Don’t worry, you don’t need to skip the holiday celebrations. But knowing how cold, cocktails and lavish home-cooked meals can affect your cardiovascular system can help you prepare for your heart-healthiest holiday. Here’s how.
You can’t necessarily feel the ways colder temperatures impact your cardiovascular system, but they’re very real, Dr. Patricia Vassallo, a Northwestern University Feinberg School of Medicine cardiology professor, tells Yahoo Life. “The cold weather does affect your biology,” she says. “The blood vessels constrict, and that raises the blood pressure and makes it harder for your heart to pump blood to your body.”
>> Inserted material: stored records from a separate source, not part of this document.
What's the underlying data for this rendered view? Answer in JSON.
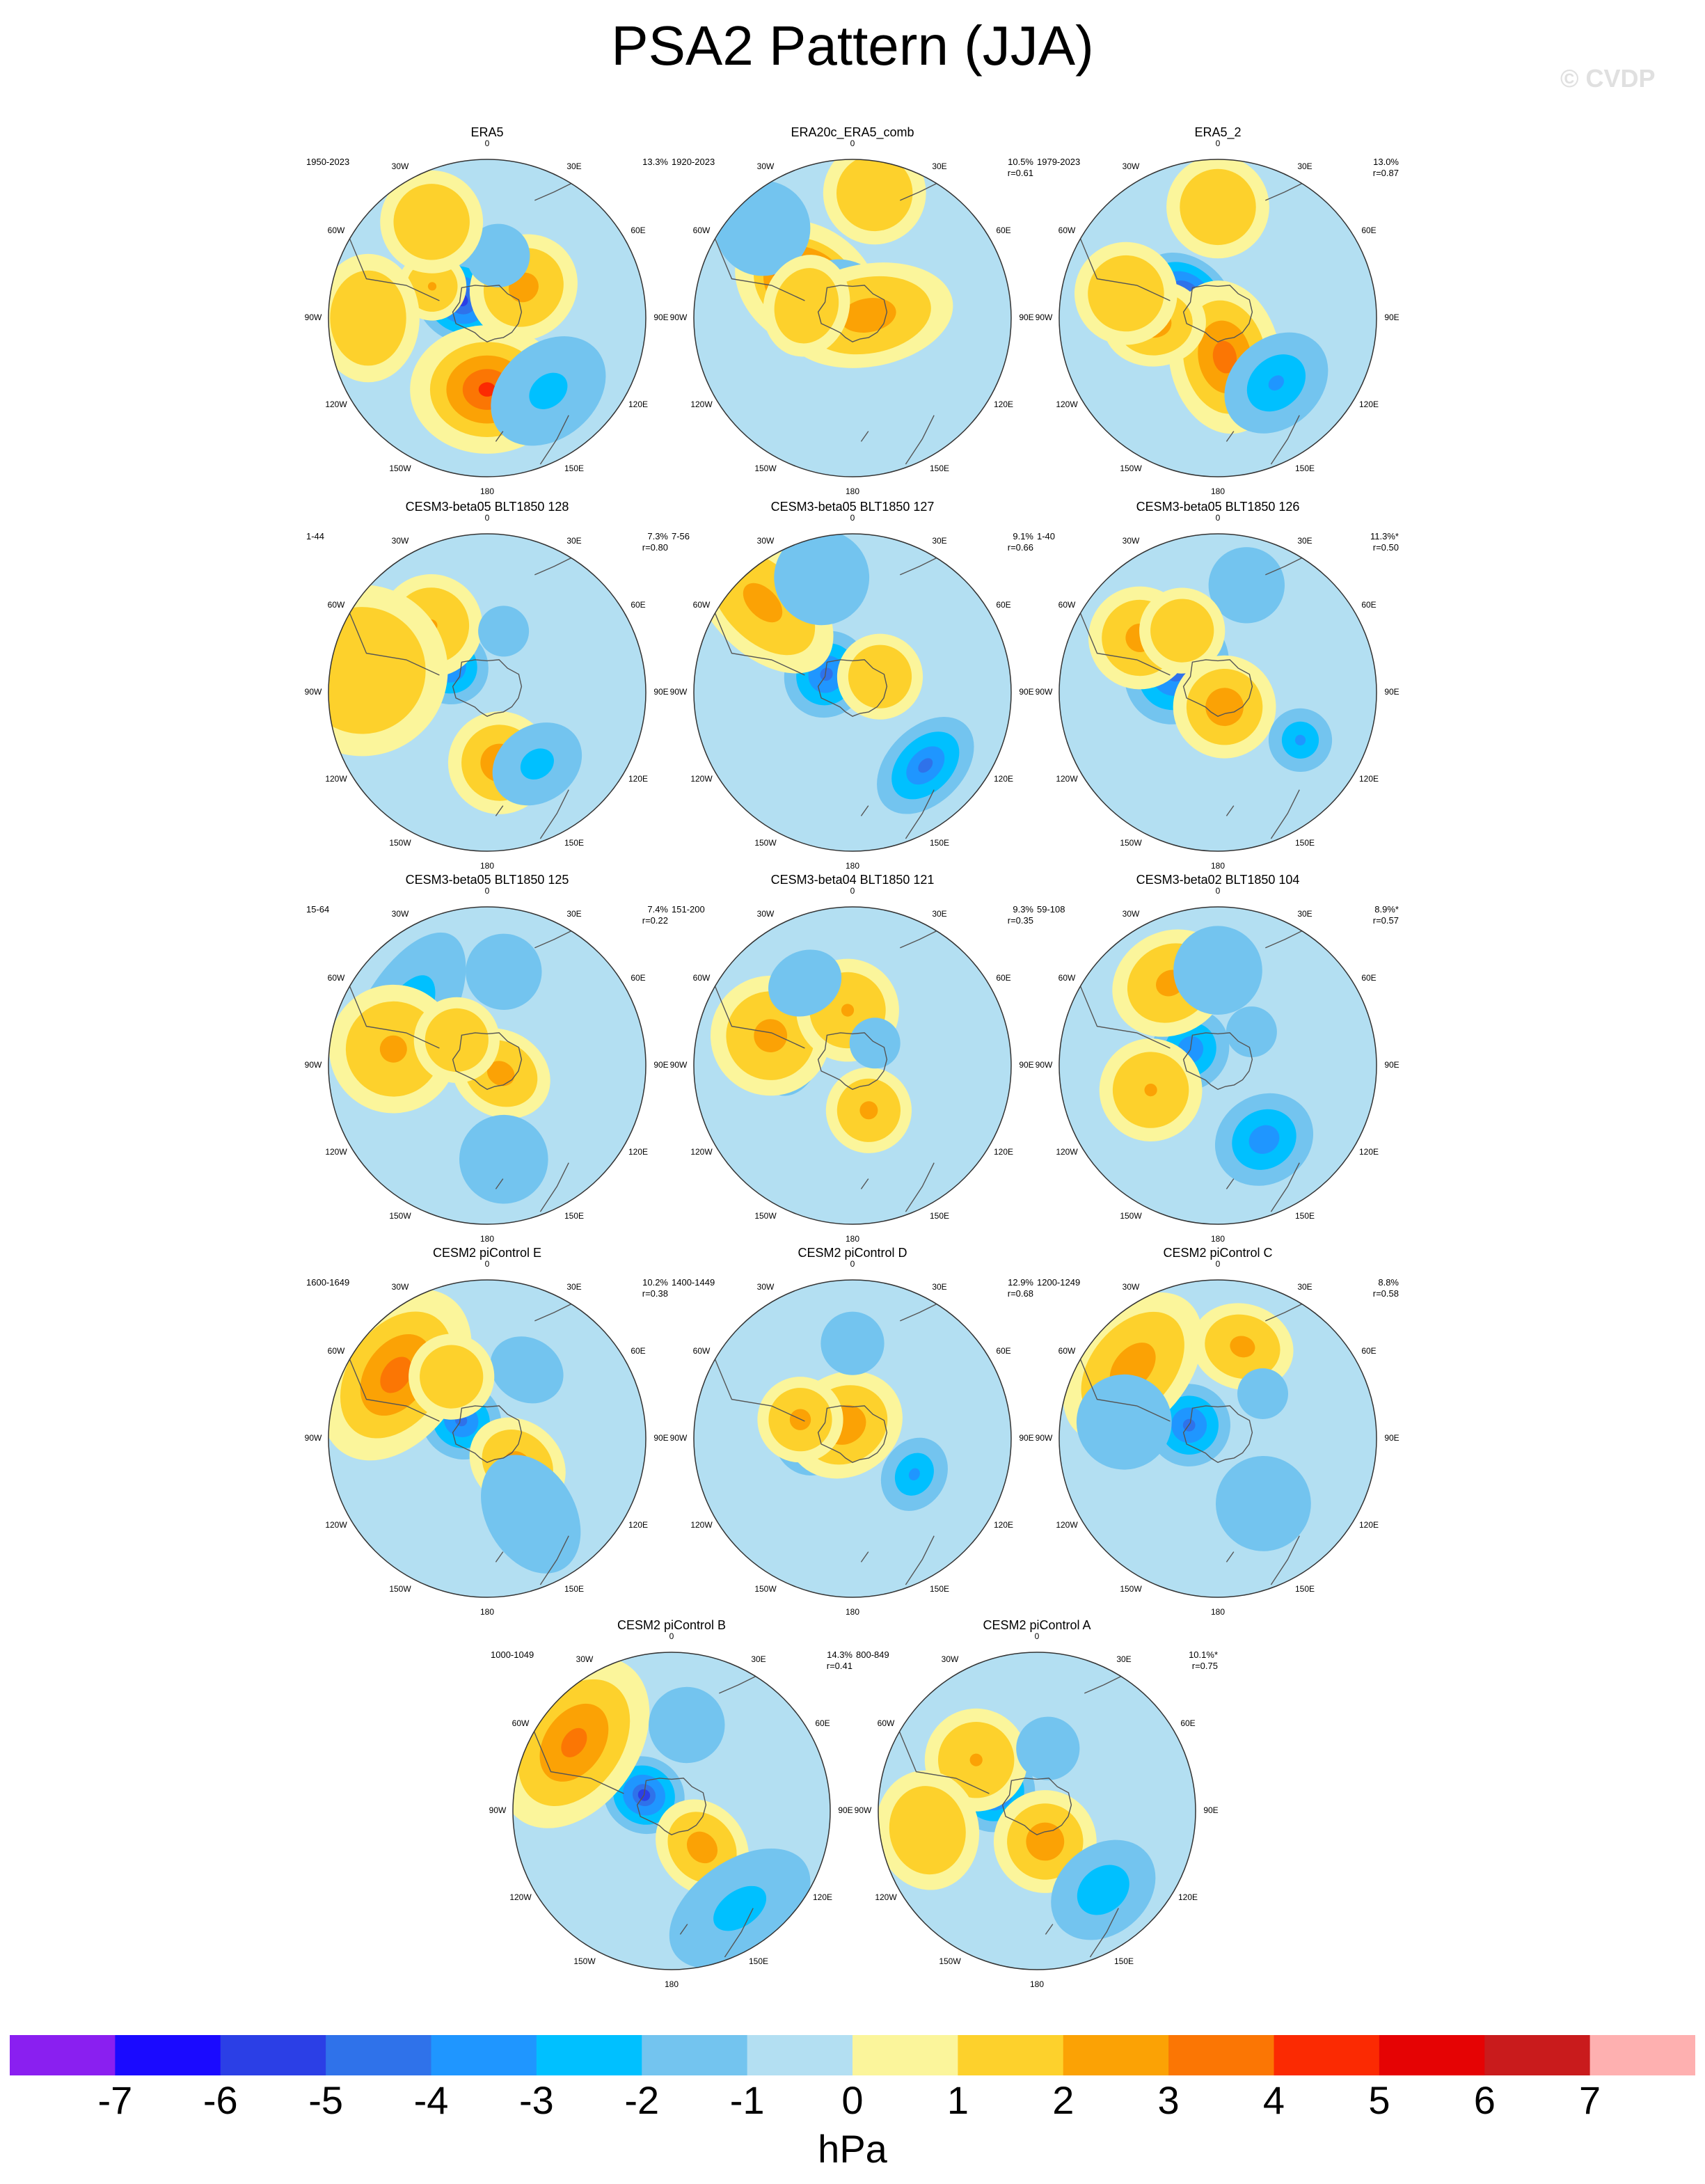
{
  "title": "PSA2 Pattern (JJA)",
  "copyright": "© CVDP",
  "units": "hPa",
  "colorbar": {
    "labels": [
      "-7",
      "-6",
      "-5",
      "-4",
      "-3",
      "-2",
      "-1",
      "0",
      "1",
      "2",
      "3",
      "4",
      "5",
      "6",
      "7"
    ],
    "colors": [
      "#8a1ff0",
      "#1a0aff",
      "#2b3fe6",
      "#2f72ea",
      "#1f96ff",
      "#00c0ff",
      "#73c4ef",
      "#b3dff2",
      "#fbf59b",
      "#fdd12c",
      "#fba205",
      "#fb7604",
      "#fb2a02",
      "#e50304",
      "#c91b1c",
      "#feb0b0"
    ]
  },
  "lon_labels": [
    "0",
    "30E",
    "60E",
    "90E",
    "120E",
    "150E",
    "180",
    "150W",
    "120W",
    "90W",
    "60W",
    "30W"
  ],
  "panels": [
    {
      "name": "ERA5",
      "years": "1950-2023",
      "pct": "13.3%",
      "r": "",
      "blobs": [
        [
          125,
          -20,
          0.13,
          0.15,
          -4.5
        ],
        [
          180,
          45,
          0.18,
          0.15,
          3.5
        ],
        [
          140,
          60,
          0.2,
          0.15,
          -1.5
        ],
        [
          -60,
          40,
          0.08,
          0.08,
          1.2
        ],
        [
          50,
          30,
          0.12,
          0.13,
          1.6
        ],
        [
          10,
          40,
          0.1,
          0.1,
          -0.6
        ],
        [
          -90,
          75,
          0.15,
          0.12,
          0.8
        ],
        [
          -30,
          70,
          0.12,
          0.12,
          0.8
        ]
      ]
    },
    {
      "name": "ERA20c_ERA5_comb",
      "years": "1920-2023",
      "pct": "10.5%",
      "r": "r=0.61",
      "blobs": [
        [
          125,
          -35,
          0.14,
          0.18,
          5.5
        ],
        [
          120,
          -10,
          0.16,
          0.16,
          -2.2
        ],
        [
          80,
          10,
          0.12,
          0.2,
          1.8
        ],
        [
          -45,
          80,
          0.15,
          0.15,
          -0.6
        ],
        [
          10,
          80,
          0.12,
          0.12,
          0.6
        ],
        [
          -75,
          30,
          0.12,
          0.1,
          0.6
        ]
      ]
    },
    {
      "name": "ERA5_2",
      "years": "1979-2023",
      "pct": "13.0%",
      "r": "r=0.87",
      "blobs": [
        [
          125,
          -25,
          0.12,
          0.16,
          -4.6
        ],
        [
          170,
          25,
          0.13,
          0.18,
          2.8
        ],
        [
          85,
          -40,
          0.1,
          0.12,
          1.8
        ],
        [
          138,
          55,
          0.18,
          0.14,
          -2.3
        ],
        [
          -75,
          60,
          0.12,
          0.12,
          0.8
        ],
        [
          0,
          70,
          0.12,
          0.12,
          0.7
        ]
      ]
    },
    {
      "name": "CESM3-beta05 BLT1850 128",
      "years": "1-44",
      "pct": "7.3%",
      "r": "r=0.80",
      "blobs": [
        [
          125,
          -30,
          0.12,
          0.13,
          -3.6
        ],
        [
          170,
          45,
          0.12,
          0.12,
          2.0
        ],
        [
          145,
          55,
          0.15,
          0.12,
          -1.6
        ],
        [
          -40,
          55,
          0.12,
          0.12,
          1.2
        ],
        [
          15,
          40,
          0.08,
          0.08,
          -1.0
        ],
        [
          -80,
          80,
          0.2,
          0.2,
          0.6
        ]
      ]
    },
    {
      "name": "CESM3-beta05 BLT1850 127",
      "years": "7-56",
      "pct": "9.1%",
      "r": "r=0.66",
      "blobs": [
        [
          125,
          -20,
          0.14,
          0.13,
          -3.5
        ],
        [
          135,
          -80,
          0.12,
          0.2,
          1.6
        ],
        [
          135,
          65,
          0.18,
          0.12,
          -3.3
        ],
        [
          60,
          20,
          0.1,
          0.1,
          1.0
        ],
        [
          -15,
          75,
          0.15,
          0.15,
          -0.7
        ]
      ]
    },
    {
      "name": "CESM3-beta05 BLT1850 126",
      "years": "1-40",
      "pct": "11.3%*",
      "r": "r=0.50",
      "blobs": [
        [
          120,
          -30,
          0.18,
          0.16,
          -3.9
        ],
        [
          155,
          10,
          0.12,
          0.12,
          2.0
        ],
        [
          120,
          60,
          0.1,
          0.1,
          -2.4
        ],
        [
          -55,
          60,
          0.12,
          0.12,
          1.6
        ],
        [
          15,
          70,
          0.12,
          0.12,
          -0.7
        ],
        [
          -30,
          45,
          0.1,
          0.1,
          0.8
        ]
      ]
    },
    {
      "name": "CESM3-beta05 BLT1850 125",
      "years": "15-64",
      "pct": "7.4%",
      "r": "r=0.22",
      "blobs": [
        [
          120,
          -60,
          0.3,
          0.14,
          -2.0
        ],
        [
          120,
          10,
          0.1,
          0.12,
          1.6
        ],
        [
          -80,
          60,
          0.15,
          0.15,
          1.4
        ],
        [
          -50,
          25,
          0.1,
          0.1,
          0.7
        ],
        [
          10,
          60,
          0.12,
          0.12,
          -0.6
        ],
        [
          170,
          60,
          0.14,
          0.14,
          -0.6
        ]
      ]
    },
    {
      "name": "CESM3-beta04 BLT1850 121",
      "years": "151-200",
      "pct": "9.3%",
      "r": "r=0.35",
      "blobs": [
        [
          105,
          -40,
          0.15,
          0.1,
          -2.6
        ],
        [
          160,
          30,
          0.1,
          0.1,
          1.4
        ],
        [
          -70,
          55,
          0.14,
          0.14,
          1.6
        ],
        [
          -5,
          35,
          0.12,
          0.12,
          1.2
        ],
        [
          45,
          20,
          0.08,
          0.08,
          -0.7
        ],
        [
          150,
          -60,
          0.12,
          0.1,
          -0.6
        ]
      ]
    },
    {
      "name": "CESM3-beta02 BLT1850 104",
      "years": "59-108",
      "pct": "8.9%*",
      "r": "r=0.57",
      "blobs": [
        [
          120,
          -20,
          0.13,
          0.12,
          -3.0
        ],
        [
          148,
          55,
          0.16,
          0.14,
          -2.9
        ],
        [
          -30,
          60,
          0.14,
          0.12,
          1.5
        ],
        [
          70,
          -45,
          0.12,
          0.12,
          1.2
        ],
        [
          45,
          30,
          0.08,
          0.08,
          -0.6
        ],
        [
          0,
          60,
          0.14,
          0.14,
          -0.6
        ]
      ]
    },
    {
      "name": "CESM2 piControl E",
      "years": "1600-1649",
      "pct": "10.2%",
      "r": "r=0.38",
      "blobs": [
        [
          125,
          -20,
          0.12,
          0.13,
          -3.5
        ],
        [
          125,
          -70,
          0.22,
          0.15,
          2.8
        ],
        [
          130,
          25,
          0.1,
          0.12,
          1.6
        ],
        [
          150,
          55,
          0.14,
          0.2,
          -0.8
        ],
        [
          30,
          50,
          0.12,
          0.1,
          -0.8
        ],
        [
          -30,
          45,
          0.1,
          0.1,
          0.7
        ]
      ]
    },
    {
      "name": "CESM2 piControl D",
      "years": "1400-1449",
      "pct": "12.9%",
      "r": "r=0.68",
      "blobs": [
        [
          105,
          -25,
          0.15,
          0.13,
          -4.2
        ],
        [
          150,
          -10,
          0.14,
          0.12,
          2.0
        ],
        [
          120,
          45,
          0.12,
          0.1,
          -2.4
        ],
        [
          -70,
          35,
          0.1,
          0.1,
          1.5
        ],
        [
          0,
          60,
          0.1,
          0.1,
          -0.7
        ]
      ]
    },
    {
      "name": "CESM2 piControl C",
      "years": "1200-1249",
      "pct": "8.8%",
      "r": "r=0.58",
      "blobs": [
        [
          115,
          -20,
          0.13,
          0.13,
          -3.5
        ],
        [
          130,
          -70,
          0.2,
          0.13,
          1.8
        ],
        [
          15,
          60,
          0.12,
          0.1,
          1.5
        ],
        [
          45,
          40,
          0.08,
          0.08,
          -0.6
        ],
        [
          -80,
          60,
          0.15,
          0.15,
          -0.6
        ],
        [
          145,
          50,
          0.15,
          0.15,
          -0.6
        ]
      ]
    },
    {
      "name": "CESM2 piControl B",
      "years": "1000-1049",
      "pct": "14.3%",
      "r": "r=0.41",
      "blobs": [
        [
          120,
          -20,
          0.12,
          0.13,
          -4.2
        ],
        [
          125,
          -75,
          0.22,
          0.15,
          2.6
        ],
        [
          140,
          30,
          0.1,
          0.12,
          1.8
        ],
        [
          145,
          75,
          0.25,
          0.15,
          -1.6
        ],
        [
          10,
          55,
          0.12,
          0.12,
          -0.8
        ]
      ]
    },
    {
      "name": "CESM2 piControl A",
      "years": "800-849",
      "pct": "10.1%*",
      "r": "r=0.75",
      "blobs": [
        [
          115,
          -30,
          0.13,
          0.13,
          -3.8
        ],
        [
          165,
          20,
          0.12,
          0.12,
          2.0
        ],
        [
          140,
          65,
          0.18,
          0.14,
          -2.0
        ],
        [
          -50,
          50,
          0.12,
          0.12,
          1.2
        ],
        [
          10,
          40,
          0.1,
          0.1,
          -0.8
        ],
        [
          80,
          -70,
          0.14,
          0.12,
          1.0
        ]
      ]
    }
  ]
}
That’s true even in typically warmer climates where the temperature never drops particularly low. In Los Angeles, for example, where daily low temperatures rarely drop below 40 degrees Fahrenheit, there are about a third more heart attacks in December and January than in the summer months.
For those in colder climes, snow can pose added risks. “Think about somebody who is unaccustomed to the labor of shoveling snow, and all of a sudden is faced with a covered driveway,” Dr. Matthew Tomey, chair of the AHA’s cardiovascular intervention science committee and a cardiologist at the Mount Sinai Fuster Heart Hospital, tells Yahoo Life. For someone who isn’t doing regular, intense exercise, the strenuous activity can be a “triggering event” for cardiovascular trouble, he says. Plus, you might be less likely to recognize warning signs such as chest pain and shortness of breath while you’re already feeling the burn from shoveling heavy snow or shivering in the cold, adds Vassallo.